The new market is designed for sales and purchases of surplus electricity generated by businesses’ off-grid power systems as well as electricity created by wind, solar power and other renewable sources.
The existing wholesale electricity market deals only with power created by electric companies' large power plants and other big players in the industry.
Details of the action plan are expected to be announced on May 18 along with recommended energy-saving measures for households and businesses.
Japan, with all of its nuclear reactors offline due to safety checks, faces possible power shortages this summer if temperatures reach the same levels as in 2010, one of the hottest summers on record.
The new wholesale market, called the decentralized, green electricity market, is aimed at increasing the power supply. Trading on the market is expected to start by the end of June.
The government will set the initial and annual fees low to encourage transactions by many companies and organizations, the sources said.
The action plan also includes the opening of “negawatt” transactions, which buy and sell saved electricity and are intended mainly for factories and office buildings.
Under the setup, electric companies buy saved electricity from companies promoting power conservation.
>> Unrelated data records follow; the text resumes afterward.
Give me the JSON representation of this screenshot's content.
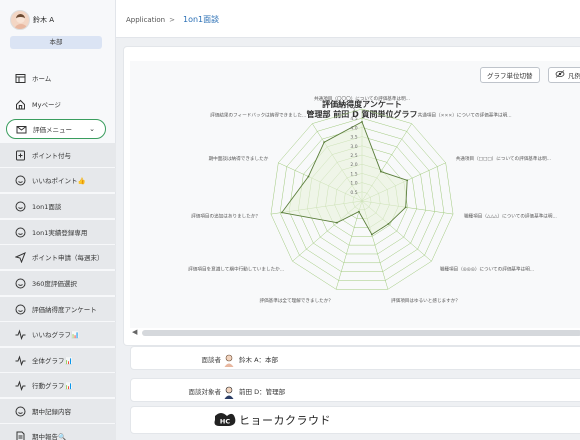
{
  "user": {
    "name": "鈴木 A",
    "department": "本部"
  },
  "sidebar": {
    "items": [
      {
        "label": "ホーム",
        "icon": "home-icon"
      },
      {
        "label": "Myページ",
        "icon": "house-icon"
      },
      {
        "label": "評価メニュー",
        "icon": "mail-icon",
        "active": true
      },
      {
        "label": "ポイント付与",
        "icon": "point-plus-icon"
      },
      {
        "label": "いいねポイント👍",
        "icon": "smile-icon"
      },
      {
        "label": "1on1面談",
        "icon": "smile-icon"
      },
      {
        "label": "1on1実績登録専用",
        "icon": "smile-icon"
      },
      {
        "label": "ポイント申請（每週末）",
        "icon": "send-icon"
      },
      {
        "label": "360度評価選択",
        "icon": "smile-icon"
      },
      {
        "label": "評価納得度アンケート",
        "icon": "smile-icon"
      },
      {
        "label": "いいねグラフ📊",
        "icon": "pulse-icon"
      },
      {
        "label": "全体グラフ📊",
        "icon": "pulse-icon"
      },
      {
        "label": "行動グラフ📊",
        "icon": "pulse-icon"
      },
      {
        "label": "期中記録内容",
        "icon": "smile-icon"
      },
      {
        "label": "期中報告🔍",
        "icon": "document-icon"
      }
    ]
  },
  "breadcrumb": {
    "root": "Application",
    "separator": ">",
    "current": "1on1面談"
  },
  "toolbar": {
    "graph_toggle": "グラフ単位切替",
    "legend": "凡例"
  },
  "chart_data": {
    "type": "radar",
    "title": "評価納得度アンケート",
    "subtitle": "管理部 前田 D 質問単位グラフ",
    "ticks": [
      "0.5",
      "1.0",
      "1.5",
      "2.0",
      "2.5",
      "3.0",
      "3.5",
      "4.0",
      "4.5",
      "5"
    ],
    "rmax": 5,
    "categories": [
      "共通項目（〇〇〇）についての評価基準は明...",
      "共通項目（×××）についての評価基準は明...",
      "共通項目（□□□）についての評価基準は明...",
      "職種項目（△△△）についての評価基準は明...",
      "職種項目（◎◎◎）についての評価基準は明...",
      "評価項目はゆるいと感じますか？",
      "評価基準は全て理解できましたか？",
      "評価項目を意識して期中行動していましたか...",
      "評価項目の追加はありましたか？",
      "期中面談は納得できましたか",
      "評価結果のフィードバックは納得できました..."
    ],
    "values": [
      4.3,
      1.9,
      2.7,
      2.4,
      1.9,
      1.9,
      0.6,
      1.8,
      4.4,
      3.2,
      3.8
    ],
    "color": "#5a7d3a",
    "fill": "#e9f2dc",
    "grid_color": "#9fc97b"
  },
  "info": {
    "interviewer_label": "面談者",
    "interviewer_value": "鈴木 A：本部",
    "target_label": "面談対象者",
    "target_value": "前田 D：管理部"
  },
  "logo": {
    "text": "ヒョーカクラウド",
    "mark": "HC"
  }
}
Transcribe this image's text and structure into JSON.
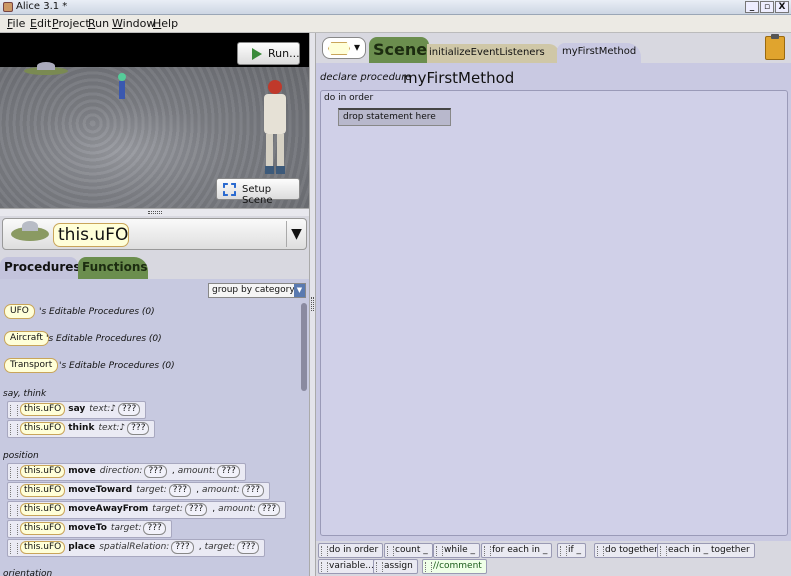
{
  "window": {
    "title": "Alice 3.1  *",
    "controls": [
      "_",
      "▫",
      "X"
    ]
  },
  "menu": [
    "File",
    "Edit",
    "Project",
    "Run",
    "Window",
    "Help"
  ],
  "scene_view": {
    "run_label": "Run...",
    "setup_label": "Setup Scene"
  },
  "selector": {
    "instance": "this.uFO",
    "dropdown": "▼"
  },
  "left_tabs": {
    "procedures": "Procedures",
    "functions": "Functions"
  },
  "group_by": "group by category",
  "editable_types": [
    {
      "chip": "UFO",
      "desc": "'s Editable Procedures (0)"
    },
    {
      "chip": "Aircraft",
      "desc": "'s Editable Procedures (0)"
    },
    {
      "chip": "Transport",
      "desc": "'s Editable Procedures (0)"
    }
  ],
  "categories": {
    "say_think": "say, think",
    "position": "position",
    "orientation": "orientation"
  },
  "say_think": [
    {
      "obj": "this.uFO",
      "name": "say",
      "param": "text:",
      "icon": "♪",
      "val": "???"
    },
    {
      "obj": "this.uFO",
      "name": "think",
      "param": "text:",
      "icon": "♪",
      "val": "???"
    }
  ],
  "position": [
    {
      "obj": "this.uFO",
      "name": "move",
      "p1": "direction:",
      "v1": "???",
      "p2": "amount:",
      "v2": "???"
    },
    {
      "obj": "this.uFO",
      "name": "moveToward",
      "p1": "target:",
      "v1": "???",
      "p2": "amount:",
      "v2": "???"
    },
    {
      "obj": "this.uFO",
      "name": "moveAwayFrom",
      "p1": "target:",
      "v1": "???",
      "p2": "amount:",
      "v2": "???"
    },
    {
      "obj": "this.uFO",
      "name": "moveTo",
      "p1": "target:",
      "v1": "???"
    },
    {
      "obj": "this.uFO",
      "name": "place",
      "p1": "spatialRelation:",
      "v1": "???",
      "p2": "target:",
      "v2": "???"
    }
  ],
  "editor_tabs": {
    "scene": "Scene",
    "init": "initializeEventListeners",
    "method": "myFirstMethod"
  },
  "editor": {
    "declare": "declare procedure",
    "method_name": "myFirstMethod",
    "do_in_order": "do in order",
    "drop_hint": "drop statement here"
  },
  "control_blocks": {
    "row1": [
      "do in order",
      "count _",
      "while _",
      "for each in _",
      "if _",
      "do together",
      "each in _ together"
    ],
    "row2": [
      "variable...",
      "assign",
      "//comment"
    ]
  }
}
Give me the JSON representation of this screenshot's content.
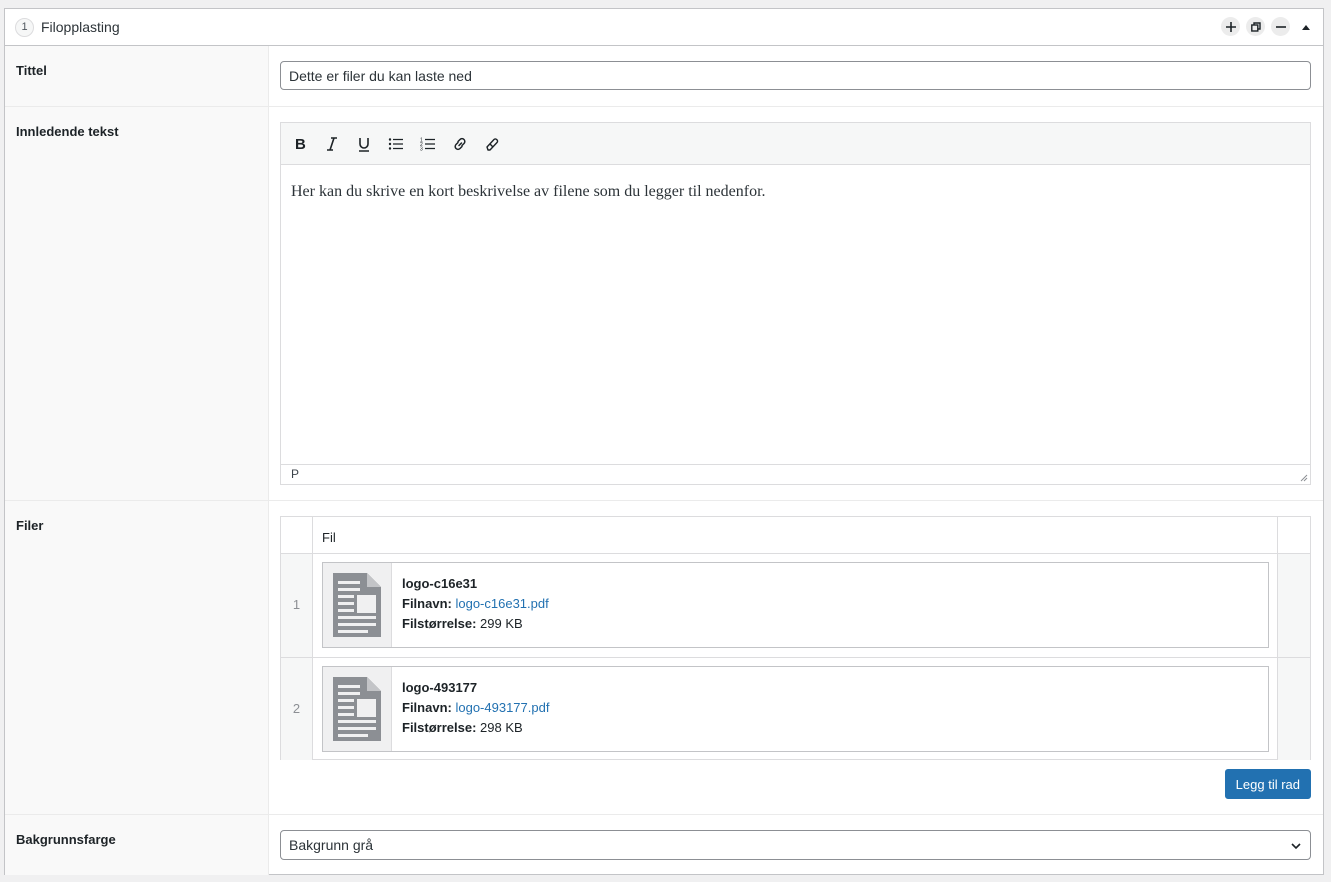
{
  "layout": {
    "order": "1",
    "title": "Filopplasting"
  },
  "fields": {
    "title": {
      "label": "Tittel",
      "value": "Dette er filer du kan laste ned"
    },
    "intro": {
      "label": "Innledende tekst",
      "body": "Her kan du skrive en kort beskrivelse av filene som du legger til nedenfor.",
      "status_path": "P",
      "toolbar": [
        "bold-icon",
        "italic-icon",
        "underline-icon",
        "bullet-list-icon",
        "numbered-list-icon",
        "link-icon",
        "unlink-icon"
      ]
    },
    "files": {
      "label": "Filer",
      "column_header": "Fil",
      "filename_label": "Filnavn:",
      "filesize_label": "Filstørrelse:",
      "rows": [
        {
          "order": "1",
          "title": "logo-c16e31",
          "filename": "logo-c16e31.pdf",
          "filesize": "299 KB"
        },
        {
          "order": "2",
          "title": "logo-493177",
          "filename": "logo-493177.pdf",
          "filesize": "298 KB"
        }
      ],
      "add_row_label": "Legg til rad"
    },
    "background": {
      "label": "Bakgrunnsfarge",
      "selected": "Bakgrunn grå"
    }
  },
  "colors": {
    "accent": "#2271b1",
    "border": "#c3c4c7",
    "label_bg": "#f9f9f9"
  }
}
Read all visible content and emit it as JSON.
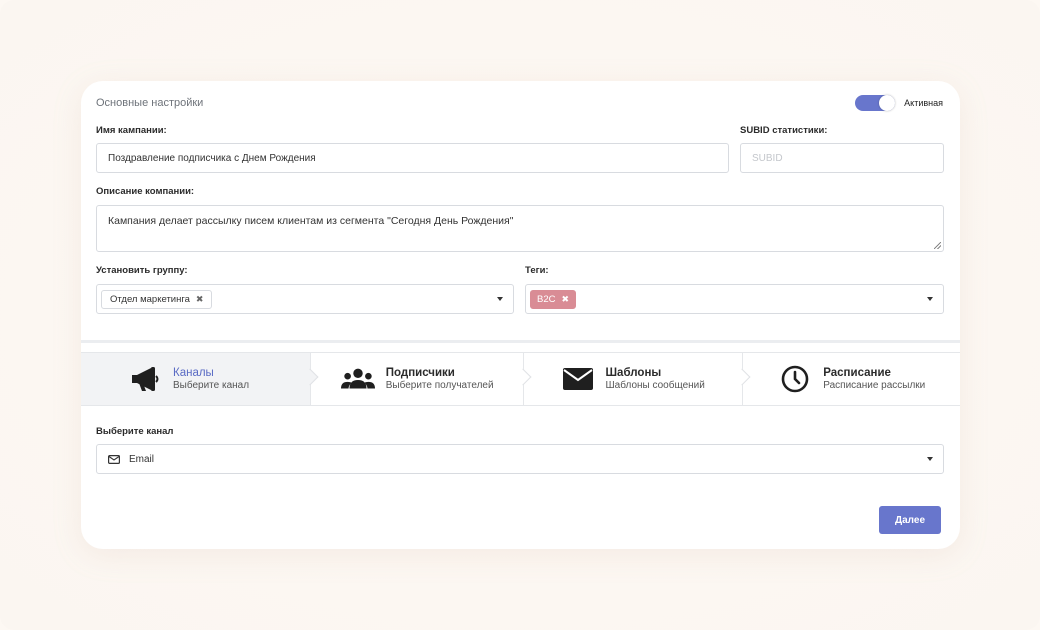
{
  "basic": {
    "section_title": "Основные настройки",
    "toggle_label": "Активная",
    "toggle_on": true
  },
  "campaign": {
    "name_label": "Имя кампании:",
    "name_value": "Поздравление подписчика с Днем Рождения",
    "subid_label": "SUBID статистики:",
    "subid_placeholder": "SUBID",
    "description_label": "Описание компании:",
    "description_value": "Кампания делает рассылку писем клиентам из сегмента \"Сегодня День Рождения\""
  },
  "group": {
    "label": "Установить группу:",
    "chip": "Отдел маркетинга",
    "chip_remove": "✖"
  },
  "tags": {
    "label": "Теги:",
    "chip": "B2C",
    "chip_remove": "✖",
    "chip_color": "#d98c95"
  },
  "steps": [
    {
      "title": "Каналы",
      "subtitle": "Выберите канал",
      "icon": "megaphone-icon",
      "active": true
    },
    {
      "title": "Подписчики",
      "subtitle": "Выберите получателей",
      "icon": "users-icon",
      "active": false
    },
    {
      "title": "Шаблоны",
      "subtitle": "Шаблоны сообщений",
      "icon": "envelope-icon",
      "active": false
    },
    {
      "title": "Расписание",
      "subtitle": "Расписание рассылки",
      "icon": "clock-icon",
      "active": false
    }
  ],
  "channel": {
    "label": "Выберите канал",
    "value": "Email",
    "icon": "envelope-outline-icon"
  },
  "next_button": "Далее",
  "colors": {
    "accent": "#6876cc",
    "active_step_text": "#5a6bc4",
    "tag": "#d98c95"
  }
}
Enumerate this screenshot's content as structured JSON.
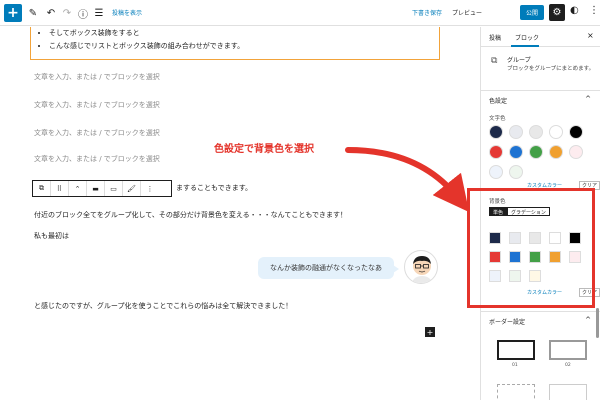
{
  "toolbar": {
    "add_icon": "+",
    "pen_icon": "✎",
    "undo_icon": "↶",
    "redo_icon": "↷",
    "info_icon": "ⓘ",
    "list_icon": "☰",
    "preview_link": "投稿を表示",
    "save_draft": "下書き保存",
    "preview": "プレビュー",
    "publish": "公開",
    "settings_icon": "⚙",
    "theme_icon": "◐",
    "more_icon": "⋮"
  },
  "editor": {
    "list_items": [
      "そしてボックス装飾をすると",
      "こんな感じでリストとボックス装飾の組み合わせができます。"
    ],
    "placeholder": "文章を入力、または / でブロックを選択",
    "block_toolbar": [
      "⧉",
      "⠿",
      "⌃",
      "▬",
      "▭",
      "🖌",
      "⋮"
    ],
    "partial_paragraph": "ますることもできます。",
    "paragraph": "付近のブロック全てをグループ化して、その部分だけ背景色を変える・・・なんてこともできます！",
    "paragraph_me": "私も最初は",
    "bubble_text": "なんか装飾の融通がなくなったなあ",
    "paragraph_end": "と感じたのですが、グループ化を使うことでこれらの悩みは全て解決できました！",
    "inline_add": "+"
  },
  "callout": {
    "text": "色設定で背景色を選択",
    "color": "#e4342b"
  },
  "sidebar": {
    "tab_post": "投稿",
    "tab_block": "ブロック",
    "close_icon": "×",
    "group_icon": "⧉",
    "group_title": "グループ",
    "group_desc": "ブロックをグループにまとめます。",
    "color_settings": "色設定",
    "text_color": "文字色",
    "text_swatches": [
      "#1d2a4a",
      "#e8eaef",
      "#e8e8e8",
      "#ffffff",
      "#000000",
      "#e53935",
      "#1e73d2",
      "#43a047",
      "#f0a030",
      "#fdecef",
      "#eef3fb",
      "#eef6ee"
    ],
    "custom_color": "カスタムカラー",
    "clear": "クリア",
    "background_color": "背景色",
    "solid": "単色",
    "gradient": "グラデーション",
    "bg_swatches": [
      "#1d2a4a",
      "#e8eaef",
      "#e8e8e8",
      "#ffffff",
      "#000000",
      "#e53935",
      "#1e73d2",
      "#43a047",
      "#f0a030",
      "#fdecef",
      "#eef3fb",
      "#eef6ee",
      "#fff8e6"
    ],
    "border_settings": "ボーダー設定",
    "border_label_1": "01",
    "border_label_2": "02",
    "chevron_icon": "^"
  }
}
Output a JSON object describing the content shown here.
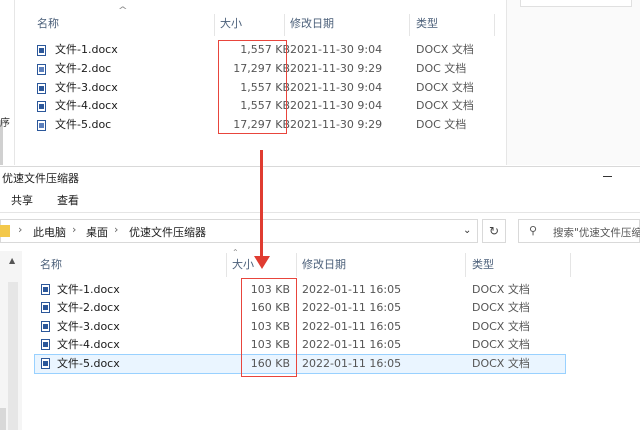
{
  "top_window": {
    "columns": {
      "name": "名称",
      "size": "大小",
      "modified": "修改日期",
      "type": "类型"
    },
    "files": [
      {
        "name": "文件-1.docx",
        "size": "1,557 KB",
        "modified": "2021-11-30 9:04",
        "type": "DOCX 文档",
        "icon": "docx-icon"
      },
      {
        "name": "文件-2.doc",
        "size": "17,297 KB",
        "modified": "2021-11-30 9:29",
        "type": "DOC 文档",
        "icon": "doc-icon"
      },
      {
        "name": "文件-3.docx",
        "size": "1,557 KB",
        "modified": "2021-11-30 9:04",
        "type": "DOCX 文档",
        "icon": "docx-icon"
      },
      {
        "name": "文件-4.docx",
        "size": "1,557 KB",
        "modified": "2021-11-30 9:04",
        "type": "DOCX 文档",
        "icon": "docx-icon"
      },
      {
        "name": "文件-5.doc",
        "size": "17,297 KB",
        "modified": "2021-11-30 9:29",
        "type": "DOC 文档",
        "icon": "doc-icon"
      }
    ],
    "edge_char": "序"
  },
  "bottom_window": {
    "title": "优速文件压缩器",
    "ribbon_tabs": [
      "共享",
      "查看"
    ],
    "breadcrumb": [
      "此电脑",
      "桌面",
      "优速文件压缩器"
    ],
    "breadcrumb_separator": "›",
    "search_placeholder": "搜索\"优速文件压缩",
    "columns": {
      "name": "名称",
      "size": "大小",
      "modified": "修改日期",
      "type": "类型"
    },
    "files": [
      {
        "name": "文件-1.docx",
        "size": "103 KB",
        "modified": "2022-01-11 16:05",
        "type": "DOCX 文档",
        "icon": "docx-icon"
      },
      {
        "name": "文件-2.docx",
        "size": "160 KB",
        "modified": "2022-01-11 16:05",
        "type": "DOCX 文档",
        "icon": "docx-icon"
      },
      {
        "name": "文件-3.docx",
        "size": "103 KB",
        "modified": "2022-01-11 16:05",
        "type": "DOCX 文档",
        "icon": "docx-icon"
      },
      {
        "name": "文件-4.docx",
        "size": "103 KB",
        "modified": "2022-01-11 16:05",
        "type": "DOCX 文档",
        "icon": "docx-icon"
      },
      {
        "name": "文件-5.docx",
        "size": "160 KB",
        "modified": "2022-01-11 16:05",
        "type": "DOCX 文档",
        "icon": "docx-icon",
        "selected": true
      }
    ]
  },
  "colors": {
    "highlight_red": "#e8453c",
    "header_text": "#4c607a",
    "selection": "#eaf5ff"
  }
}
The government will also push for the introduction of a time-of-day electricity rate system that charges more during the daytime to discourage power use during peak demand periods.
Tokyo Electric Power Co., Kansai Electric Power Co. and Kyushu Electric Power Co. have been considering the new rate plan.
The action plan envisages giving gifts to households that reach the power saving targets of electric companies.
It also recommends steps to cut energy use in businesses and households, particularly energy-gobbling air conditioners and lighting systems.
In addition, the plan will specify the effects of energy saving measures in numbers.
For example, it will say that if air conditioners are set to 28 degrees, in line with the government’s advisory, a household or company will save 670 yen ($8) a year per air conditioner designed for a six-mat tatami room.
For the area served by Kansai Electric, the government will give concrete figures for energy saved, such as: “A total of 17 percent will be saved if the number of lights used is cut to half and air conditioners are set to 28 degrees.”
Kansai Electric plans to urge businesses and households in its jurisdiction to cut energy use by 15 percent this summer, compared with the summer of 2010.